Der Mythos gerät ins Wanken

Was die erwähnte Studie von 2014 zeigt: Blaulicht kann den Schlaf beeinflussen, aber «diese Auswirkungen sind gering und geben keinen Anlass zur Besorgnis», erklärt Stuart Peirson, Professor am Sleep and Circadian Neuroscience Institute der Universität Oxford. «Es sei denn, Sie verbringen Stunden am Handy, mit hellster Bildschirmeinstellung, und leiden generell unter Einschlafproblemen

Ein internationales Forschungsteam wertete über 100 Studien zu diesem Thema aus und kam dieses Jahr zu einem ähnlichen Schluss: «Alles in allem deuten die empirischen Belege darauf hin, dass das Bildschirmlicht einen geringen bis vernachlässigbaren Einfluss auf den Schlaf hat.»

Der Winterhimmel ist zehnmal so hell wie der Compi

Aber was ist mit dem Licht? Macht das nicht grundsätzlich wach? Doch, das stimmt.

Computer sind aber zu wenig hell, um unseren Schlaf-wach-Rhythmus durcheinanderzubringen.

Das bestätigt ein Blick auf die Beleuchtungsstärke, die in Lux gemessen wird. Wenn wir zum Winterhimmel hochschauen, sind es 5000 Lux.

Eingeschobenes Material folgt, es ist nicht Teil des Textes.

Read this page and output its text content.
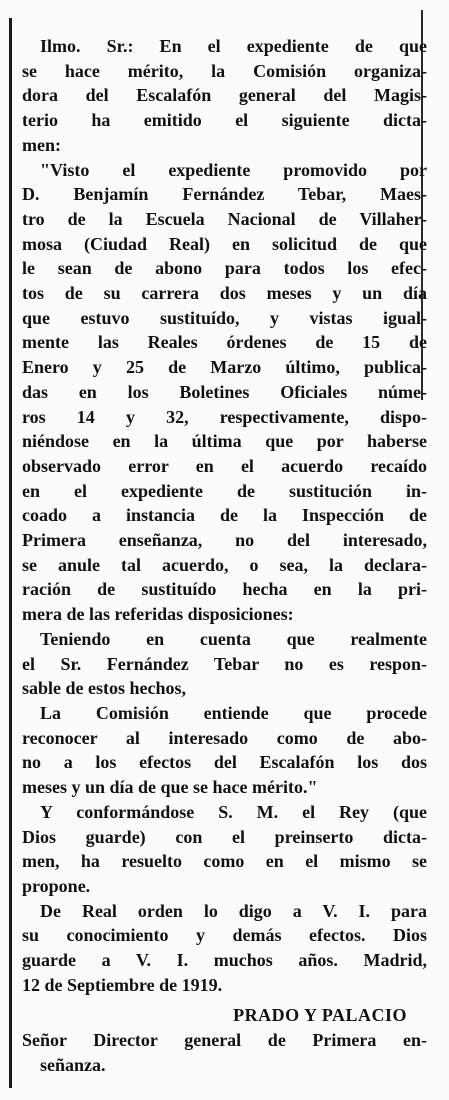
Ilmo. Sr.: En el expediente de que
se hace mérito, la Comisión organiza-
dora del Escalafón general del Magis-
terio ha emitido el siguiente dicta-
men:

"Visto el expediente promovido por
D. Benjamín Fernández Tebar, Maes-
tro de la Escuela Nacional de Villaher-
mosa (Ciudad Real) en solicitud de que
le sean de abono para todos los efec-
tos de su carrera dos meses y un día
que estuvo sustituído, y vistas igual-
mente las Reales órdenes de 15 de
Enero y 25 de Marzo último, publica-
das en los Boletines Oficiales núme-
ros 14 y 32, respectivamente, dispo-
niéndose en la última que por haberse
observado error en el acuerdo recaído
en el expediente de sustitución in-
coado a instancia de la Inspección de
Primera enseñanza, no del interesado,
se anule tal acuerdo, o sea, la declara-
ración de sustituído hecha en la pri-
mera de las referidas disposiciones:

Teniendo en cuenta que realmente
el Sr. Fernández Tebar no es respon-
sable de estos hechos,

La Comisión entiende que procede
reconocer al interesado como de abo-
no a los efectos del Escalafón los dos
meses y un día de que se hace mérito."

Y conformándose S. M. el Rey (que
Dios guarde) con el preinserto dicta-
men, ha resuelto como en el mismo se
propone.

De Real orden lo digo a V. I. para
su conocimiento y demás efectos. Dios
guarde a V. I. muchos años. Madrid,
12 de Septiembre de 1919.

PRADO Y PALACIO

Señor Director general de Primera en-
señanza.
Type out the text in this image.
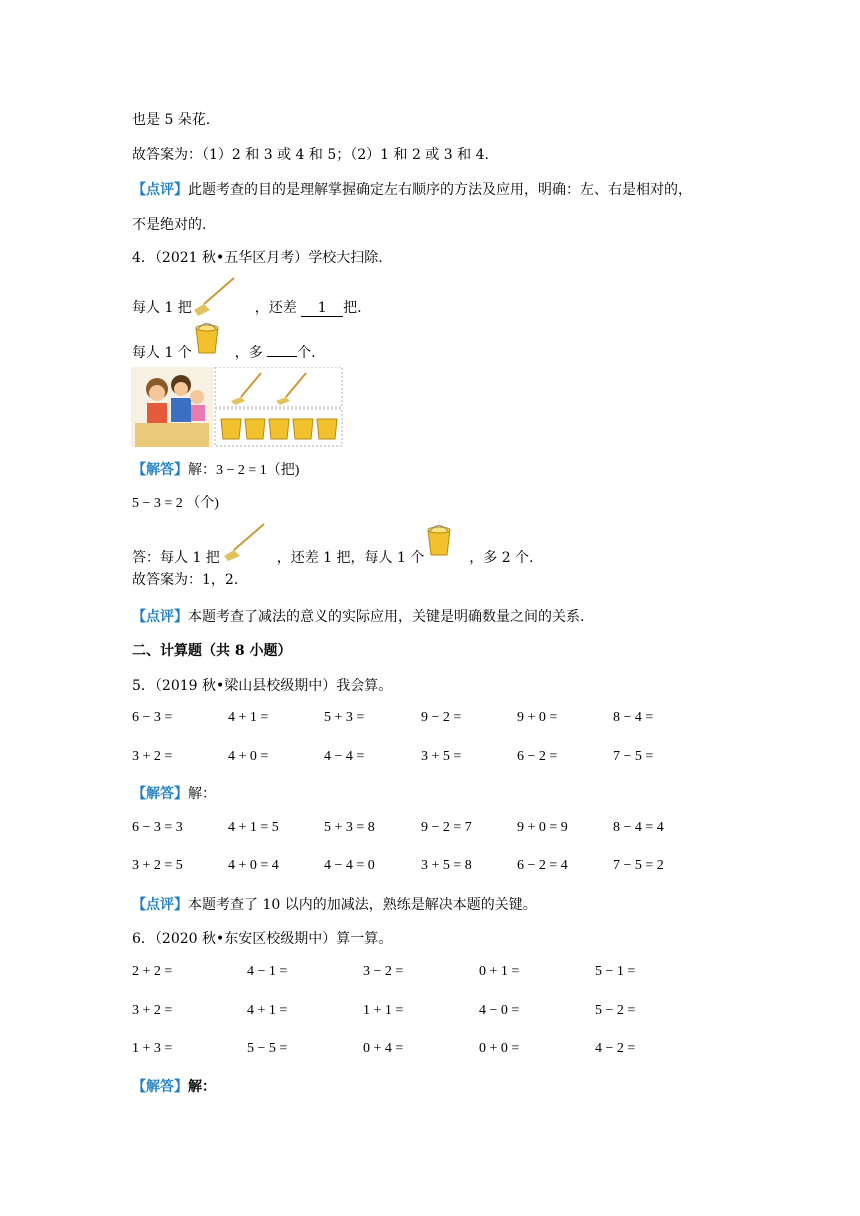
也是 5 朵花.
故答案为：（1）2 和 3 或 4 和 5；（2）1 和 2 或 3 和 4.
【点评】此题考查的目的是理解掌握确定左右顺序的方法及应用，明确：左、右是相对的，
不是绝对的.
4．（2021 秋•五华区月考）学校大扫除.
每人 1 把	，还差 1 把.
每人 1 个	，多 个.
【解答】解：3 − 2 = 1（把)
5 − 3 = 2 （个)
答：每人 1 把	，还差 1 把，每人 1 个	，多 2 个.
故答案为：1，2.
【点评】本题考查了减法的意义的实际应用，关键是明确数量之间的关系.
二、计算题（共 8 小题）
5．（2019 秋•梁山县校级期中）我会算。
6 − 3 =	4 + 1 =	5 + 3 =	9 − 2 =	9 + 0 =	8 − 4 =
3 + 2 =	4 + 0 =	4 − 4 =	3 + 5 =	6 − 2 =	7 − 5 =
【解答】解：
6 − 3 = 3	4 + 1 = 5	5 + 3 = 8	9 − 2 = 7	9 + 0 = 9	8 − 4 = 4
3 + 2 = 5	4 + 0 = 4	4 − 4 = 0	3 + 5 = 8	6 − 2 = 4	7 − 5 = 2
【点评】本题考查了 10 以内的加减法，熟练是解决本题的关键。
6．（2020 秋•东安区校级期中）算一算。
2 + 2 =	4 − 1 =	3 − 2 =	0 + 1 =	5 − 1 =
3 + 2 =	4 + 1 =	1 + 1 =	4 − 0 =	5 − 2 =
1 + 3 =	5 − 5 =	0 + 4 =	0 + 0 =	4 − 2 =
【解答】解：
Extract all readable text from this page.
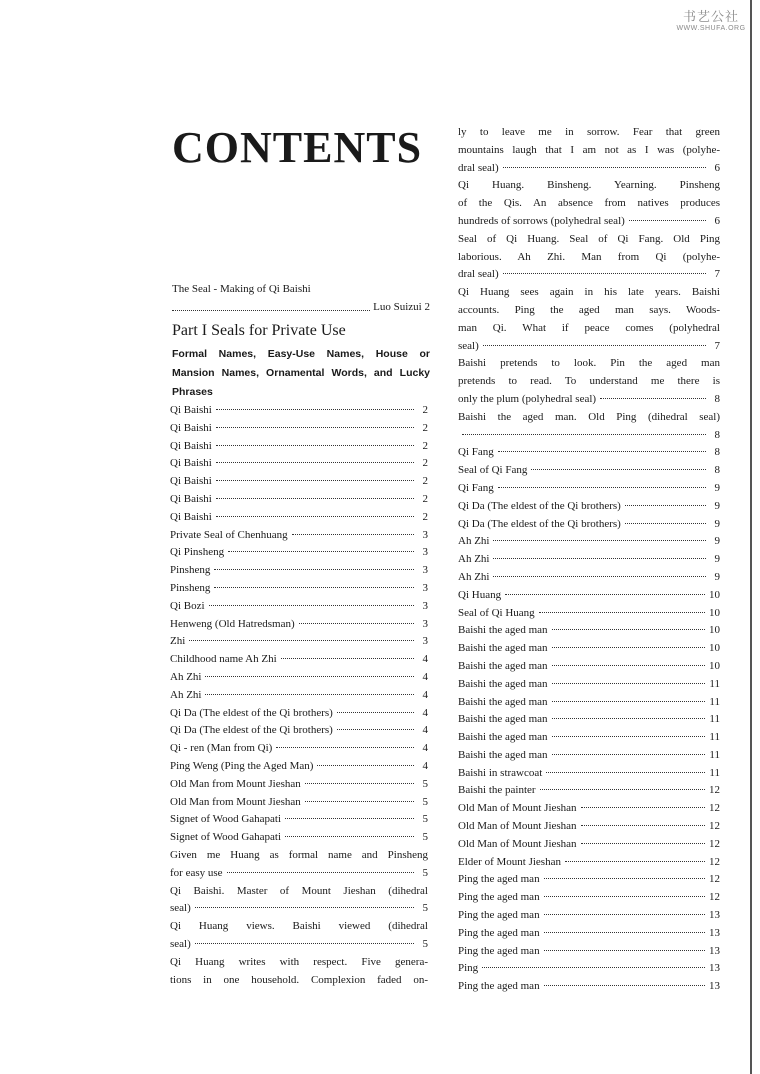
书艺公社
WWW.SHUFA.ORG
CONTENTS
The Seal - Making of Qi Baishi
Luo Suizui 2
Part I Seals for Private Use
Formal Names, Easy-Use Names, House or Mansion Names, Ornamental Words, and Lucky Phrases
Qi Baishi	2
Qi Baishi	2
Qi Baishi	2
Qi Baishi	2
Qi Baishi	2
Qi Baishi	2
Qi Baishi	2
Private Seal of Chenhuang	3
Qi Pinsheng	3
Pinsheng	3
Pinsheng	3
Qi Bozi	3
Henweng (Old Hatredsman)	3
Zhi	3
Childhood name Ah Zhi	4
Ah Zhi	4
Ah Zhi	4
Qi Da (The eldest of the Qi brothers)	4
Qi Da (The eldest of the Qi brothers)	4
Qi - ren (Man from Qi)	4
Ping Weng (Ping the Aged Man)	4
Old Man from Mount Jieshan	5
Old Man from Mount Jieshan	5
Signet of Wood Gahapati	5
Signet of Wood Gahapati	5
Given me Huang as formal name and Pinsheng
for easy use	5
Qi Baishi. Master of Mount Jieshan (dihedral
seal)	5
Qi Huang views. Baishi viewed (dihedral
seal)	5
Qi Huang writes with respect. Five genera-
tions in one household. Complexion faded on-
ly to leave me in sorrow. Fear that green
mountains laugh that I am not as I was (polyhe-
dral seal)	6
Qi Huang. Binsheng. Yearning. Pinsheng
of the Qis. An absence from natives produces
hundreds of sorrows (polyhedral seal)	6
Seal of Qi Huang. Seal of Qi Fang. Old Ping
laborious. Ah Zhi. Man from Qi (polyhe-
dral seal)	7
Qi Huang sees again in his late years. Baishi
accounts. Ping the aged man says. Woods-
man Qi. What if peace comes (polyhedral
seal)	7
Baishi pretends to look. Pin the aged man
pretends to read. To understand me there is
only the plum (polyhedral seal)	8
Baishi the aged man. Old Ping (dihedral seal)
8
Qi Fang	8
Seal of Qi Fang	8
Qi Fang	9
Qi Da (The eldest of the Qi brothers)	9
Qi Da (The eldest of the Qi brothers)	9
Ah Zhi	9
Ah Zhi	9
Ah Zhi	9
Qi Huang	10
Seal of Qi Huang	10
Baishi the aged man	10
Baishi the aged man	10
Baishi the aged man	10
Baishi the aged man	11
Baishi the aged man	11
Baishi the aged man	11
Baishi the aged man	11
Baishi the aged man	11
Baishi in strawcoat	11
Baishi the painter	12
Old Man of Mount Jieshan	12
Old Man of Mount Jieshan	12
Old Man of Mount Jieshan	12
Elder of Mount Jieshan	12
Ping the aged man	12
Ping the aged man	12
Ping the aged man	13
Ping the aged man	13
Ping the aged man	13
Ping	13
Ping the aged man	13
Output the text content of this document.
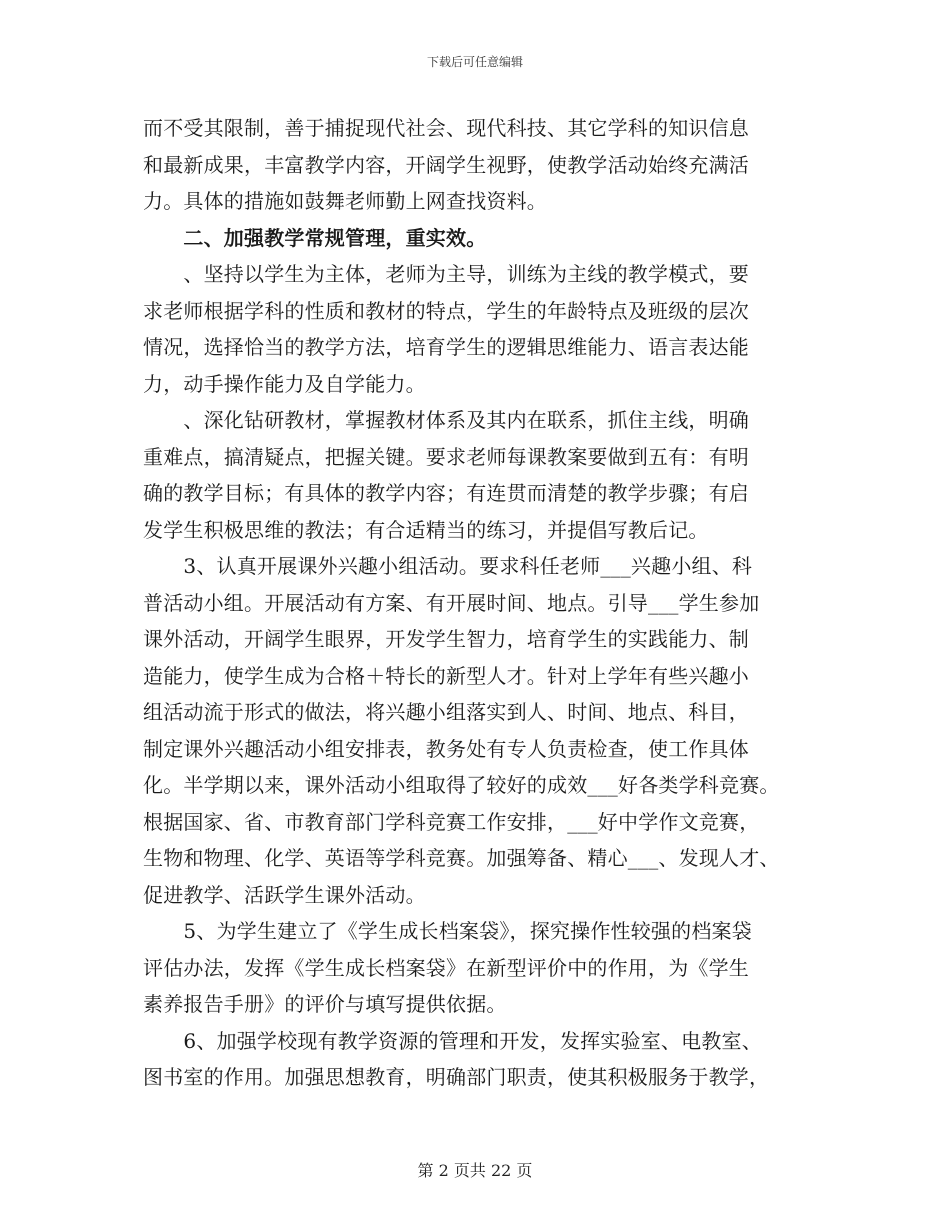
下载后可任意编辑
而不受其限制，善于捕捉现代社会、现代科技、其它学科的知识信息
和最新成果，丰富教学内容，开阔学生视野，使教学活动始终充满活
力。具体的措施如鼓舞老师勤上网查找资料。
　　二、加强教学常规管理，重实效。
　　、坚持以学生为主体，老师为主导，训练为主线的教学模式，要
求老师根据学科的性质和教材的特点，学生的年龄特点及班级的层次
情况，选择恰当的教学方法，培育学生的逻辑思维能力、语言表达能
力，动手操作能力及自学能力。
　　、深化钻研教材，掌握教材体系及其内在联系，抓住主线，明确
重难点，搞清疑点，把握关键。要求老师每课教案要做到五有：有明
确的教学目标；有具体的教学内容；有连贯而清楚的教学步骤；有启
发学生积极思维的教法；有合适精当的练习，并提倡写教后记。
　　3、认真开展课外兴趣小组活动。要求科任老师___兴趣小组、科
普活动小组。开展活动有方案、有开展时间、地点。引导___学生参加
课外活动，开阔学生眼界，开发学生智力，培育学生的实践能力、制
造能力，使学生成为合格＋特长的新型人才。针对上学年有些兴趣小
组活动流于形式的做法，将兴趣小组落实到人、时间、地点、科目，
制定课外兴趣活动小组安排表，教务处有专人负责检查，使工作具体
化。半学期以来，课外活动小组取得了较好的成效___好各类学科竞赛。
根据国家、省、市教育部门学科竞赛工作安排，___好中学作文竞赛，
生物和物理、化学、英语等学科竞赛。加强筹备、精心___、发现人才、
促进教学、活跃学生课外活动。
　　5、为学生建立了《学生成长档案袋》，探究操作性较强的档案袋
评估办法，发挥《学生成长档案袋》在新型评价中的作用，为《学生
素养报告手册》的评价与填写提供依据。
　　6、加强学校现有教学资源的管理和开发，发挥实验室、电教室、
图书室的作用。加强思想教育，明确部门职责，使其积极服务于教学，
第 2 页共 22 页
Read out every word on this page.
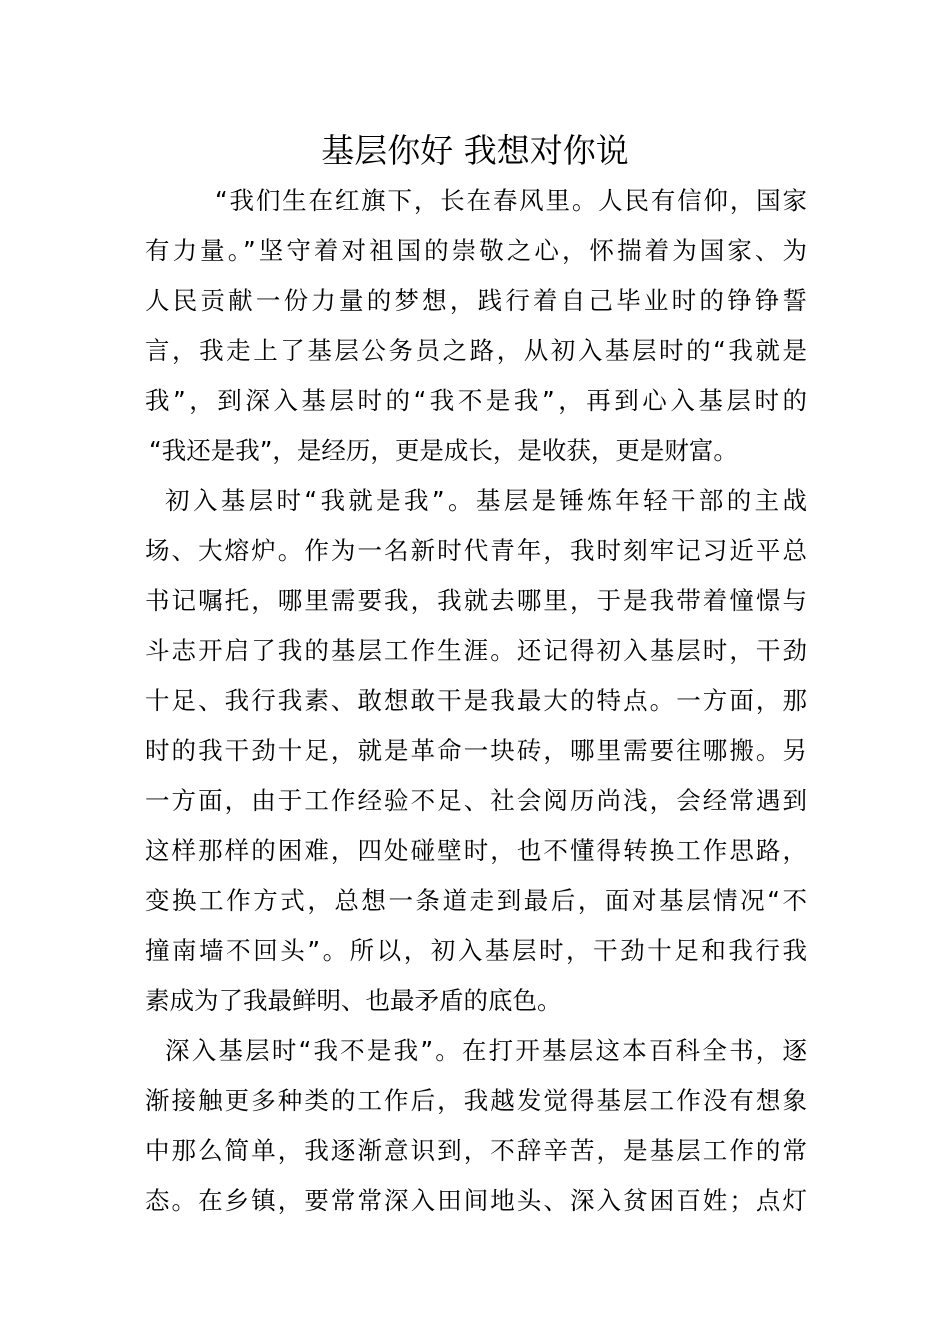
基层你好 我想对你说
“我们生在红旗下，长在春风里。人民有信仰，国家
有力量。”坚守着对祖国的崇敬之心，怀揣着为国家、为
人民贡献一份力量的梦想，践行着自己毕业时的铮铮誓
言，我走上了基层公务员之路，从初入基层时的“我就是
我”，到深入基层时的“我不是我”，再到心入基层时的
“我还是我”，是经历，更是成长，是收获，更是财富。
初入基层时“我就是我”。基层是锤炼年轻干部的主战
场、大熔炉。作为一名新时代青年，我时刻牢记习近平总
书记嘱托，哪里需要我，我就去哪里，于是我带着憧憬与
斗志开启了我的基层工作生涯。还记得初入基层时，干劲
十足、我行我素、敢想敢干是我最大的特点。一方面，那
时的我干劲十足，就是革命一块砖，哪里需要往哪搬。另
一方面，由于工作经验不足、社会阅历尚浅，会经常遇到
这样那样的困难，四处碰壁时，也不懂得转换工作思路，
变换工作方式，总想一条道走到最后，面对基层情况“不
撞南墙不回头”。所以，初入基层时，干劲十足和我行我
素成为了我最鲜明、也最矛盾的底色。
深入基层时“我不是我”。在打开基层这本百科全书，逐
渐接触更多种类的工作后，我越发觉得基层工作没有想象
中那么简单，我逐渐意识到，不辞辛苦，是基层工作的常
态。在乡镇，要常常深入田间地头、深入贫困百姓；点灯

Am sonnigen Himmel kommen 100’000 Lux zusammen, vor denen wir unsere Augen schützen sollten. Laptop-Bildschirme strahlen ungefähr 500 Lux aus. Bei Handys können es zwischen 5 und 50 sein.

Zudem müssen Geräte den europäischen Normen entsprechen. Die Buchstaben CE an der Produktverpackung stehen für Conformité européenne (europäische Konformität). Diese Geräte sind generell sicher. 

Blaulichtbrillen sind Humbug

Blaulichtfilter-Brillen und Anti-Blaulicht-Filter können sich die meisten von uns sparen. Sie haben laut Augenärzten keinen medizinischen Effekt. Stuart Peirson empfiehlt, das Bildschirmlicht zu dimmen oder den Dunkelmodus zu wählen.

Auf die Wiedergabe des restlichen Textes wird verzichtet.